Discussion
Female hydrocele, also named a cyst of the canal of Nuck ,
is an unusual diagnosis with only about 400 reported cases. Because this entity
is not
mentioned even in comprehensive surgical and gynecologic
textbooks, many physicians are unaware of its very existence.
In the male fetus, an evagination of the parietal peritoneum,
the processus vaginalis, accompanies the testis as it descends into the scrotum.
The same gloved fingerlike processus vaginalis, named the canal of Nuck after a 17th century Dutch
anatomist, follows the round ligament of the uterus as it passes through the female inguinal canal. Normally
this peritoneal evagination undergoes obliteration soon after birth in both
sexes. If it remains completely patent, it forms an avenue for an indirect
inguinal hernia.
Partial proximal obliteration, which leaves the distal
portion of the processus vaginalis open, creates the anatomic prerequisite for
a hydrocele of the spermatic cord and a cyst of the canal of Nuck ,
respectively. An imbalance of fluid secretion and absorption by the secretory
membrane lining the processus vaginalis may eventuate in the development of a
cystic swelling.
Hypersecretion or underabsorption may result from
inflammation, trauma, or impairment of lymphatic drainage, for instance, owing
to a large hernia, but in most cases it is idiopathic. The histologic
composition of a cyst of the canal
of Nuck reflects its
peritoneal origin: a variously thick fibrous outer wall containing blood
vessels and occasionally smooth muscle fibers, lined on the inside with a
single layer of mesothelial cells. The diagnosis of a female hydrocele is
seldom made on the basis of clinical findings alone. In fact, most of the cases reported in the literature were
diagnosed at surgery performed for suspected inguinal hernias. Patients usually
have a painless or moderately painful fluctuant inguinal mass, which is
irreducible and can be transilluminated if large enough. There are no acute abdominal
symptoms as with an incarcerated inguinal hernia, for which it is often
mistaken. Clinical diagnosis is even made more difficult by the fact that in
one third of the patients, a concomitant inguinal hernia is found. There are
many differential diagnoses for groin masses. Most commonly they are caused by inguinal
or femoral hernias, followed by enlarged lymph nodes and soft tissue tumors (eg,
lipomas, leiomyomas, and endometriosis of the round ligament). Further down the
list are vascular abnormalities (eg, arterial and venous aneurysms) and some
very rare entities such as ganglion cysts protruding out of the hip joint and
paraspinal abscesses surfacing in the groin. High-resolution sonography can identify the
nature of groin tumors in most cases or at least can narrow down the list of
differential diagnoses.
To the best of our knowledge, there has been only 1 report
dealing with the sonographic appearance of hydrocele of the canal of Nuck .
Anderson et al found
a tubular anechoic mass extending along the course of the round ligament
without any internal structures, thus representing a unilocular hydrocele. Miklos
et al described sonographically guided placement of a hook-wire needle to
facilitate surgical exposure of a multicystic hydrocele of the canal of Nuck without further detailing its
sonographic features.
Multiloculated hydroceles are reported in female as well as
in male patients, so internal septations are obviously not uncommon. As for the
somewhat strange internal structures in our cases (cysts within cysts), we can
only speculate. We assume that they represent remnants of a futile attempt by
nature at obliteration.
There are few conditions that can be confused with hydrocele
of the canal of Nuck on sonography. Malignant lymphomas
may at first glance have the appearance of anechoic cysts but show abundant
vasculature on color-coded Doppler sonography. Generally, we would suggest
color Doppler interrogation of all seemingly cystic structures to rule out a
vascularized structure before performing interventional measures. An incarcerated
hernia contains fluid, but there is always a solid, mostly hyperechoic
component protruding out of the hernial orifice into the sac, representing
compressed omentum or intestine (Figure 3).

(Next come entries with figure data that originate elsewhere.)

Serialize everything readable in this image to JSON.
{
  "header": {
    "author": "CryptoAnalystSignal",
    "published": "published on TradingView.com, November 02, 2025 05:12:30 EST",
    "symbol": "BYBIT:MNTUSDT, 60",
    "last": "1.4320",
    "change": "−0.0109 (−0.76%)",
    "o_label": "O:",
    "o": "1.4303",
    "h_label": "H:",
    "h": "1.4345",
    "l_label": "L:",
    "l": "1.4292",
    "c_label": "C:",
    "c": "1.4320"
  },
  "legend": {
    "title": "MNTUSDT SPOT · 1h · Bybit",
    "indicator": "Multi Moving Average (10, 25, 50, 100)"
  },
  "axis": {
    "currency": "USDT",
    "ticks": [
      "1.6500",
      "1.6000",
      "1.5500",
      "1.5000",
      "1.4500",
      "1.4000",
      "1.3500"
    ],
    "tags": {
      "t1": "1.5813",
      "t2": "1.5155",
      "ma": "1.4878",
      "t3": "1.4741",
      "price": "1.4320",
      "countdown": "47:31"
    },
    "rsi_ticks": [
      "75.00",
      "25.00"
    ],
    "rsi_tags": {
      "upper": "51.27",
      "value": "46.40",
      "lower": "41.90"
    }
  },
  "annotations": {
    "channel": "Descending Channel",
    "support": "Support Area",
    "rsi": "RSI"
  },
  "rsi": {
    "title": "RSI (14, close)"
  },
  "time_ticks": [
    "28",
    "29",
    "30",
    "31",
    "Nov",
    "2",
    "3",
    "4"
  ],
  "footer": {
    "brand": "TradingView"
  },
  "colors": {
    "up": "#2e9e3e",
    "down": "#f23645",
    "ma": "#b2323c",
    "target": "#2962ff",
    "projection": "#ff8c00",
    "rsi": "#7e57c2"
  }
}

Abscesses, apart from occurring in
an entirely different clinical setting, usually have an irregular
hypoechoic wall and echogenic debris or gas bubbles in their contents. The
peculiar sonographic morphologic features of hydrocele of the canal of Nuck ,
namely, a cystic mass with a fine circumferential echogenic margin, possibly with septa or cystic internal structures, make high-resolution
sonography the imaging modality of choice for diagnosing this entity.

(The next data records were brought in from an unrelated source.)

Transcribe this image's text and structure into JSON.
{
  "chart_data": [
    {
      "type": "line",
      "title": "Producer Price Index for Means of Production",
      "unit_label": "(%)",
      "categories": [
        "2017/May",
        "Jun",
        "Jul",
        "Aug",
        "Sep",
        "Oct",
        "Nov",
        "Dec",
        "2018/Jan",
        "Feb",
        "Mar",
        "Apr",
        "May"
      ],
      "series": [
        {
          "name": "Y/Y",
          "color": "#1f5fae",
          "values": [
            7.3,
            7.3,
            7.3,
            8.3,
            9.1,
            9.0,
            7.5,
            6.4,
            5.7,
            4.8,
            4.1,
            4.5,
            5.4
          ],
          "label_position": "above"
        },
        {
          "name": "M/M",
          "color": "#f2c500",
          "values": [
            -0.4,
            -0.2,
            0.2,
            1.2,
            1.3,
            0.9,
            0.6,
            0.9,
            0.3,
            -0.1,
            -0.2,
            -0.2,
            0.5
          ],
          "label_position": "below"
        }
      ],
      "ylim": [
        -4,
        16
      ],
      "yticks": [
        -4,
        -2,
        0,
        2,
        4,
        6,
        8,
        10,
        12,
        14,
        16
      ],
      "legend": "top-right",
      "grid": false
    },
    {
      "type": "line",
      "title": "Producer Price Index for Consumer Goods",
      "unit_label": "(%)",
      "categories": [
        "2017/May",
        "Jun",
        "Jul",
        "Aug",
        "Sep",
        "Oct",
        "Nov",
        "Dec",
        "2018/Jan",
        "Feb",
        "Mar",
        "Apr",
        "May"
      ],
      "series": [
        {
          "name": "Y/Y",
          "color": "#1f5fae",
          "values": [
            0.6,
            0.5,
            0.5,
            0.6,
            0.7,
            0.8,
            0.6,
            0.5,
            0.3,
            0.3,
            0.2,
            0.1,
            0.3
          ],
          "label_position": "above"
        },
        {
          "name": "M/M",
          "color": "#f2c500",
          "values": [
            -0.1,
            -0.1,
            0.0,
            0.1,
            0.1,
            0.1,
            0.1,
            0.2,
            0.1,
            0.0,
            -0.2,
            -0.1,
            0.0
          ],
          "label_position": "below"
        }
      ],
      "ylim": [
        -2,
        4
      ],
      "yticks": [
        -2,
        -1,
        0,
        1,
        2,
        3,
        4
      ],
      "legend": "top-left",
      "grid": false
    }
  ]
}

In conclusion, hydrocele of the canal of Nuck
is a rare developmental disorder, but it ought to be on the differential
diagnosis list of groin tumors in female patients. The ultrasound community especially
should be aware of this entity because this diagnosis can readily and
confidently be established on the basis of sonography. A concomitant
inguinal hernia can be shown or ruled out in the same way. Although surgical
excision is curative and therefore the treatment of choice, in our
opinion, sonographically guided aspiration can be used to temporarily alleviate
patient discomfort in this absolutely benign condition.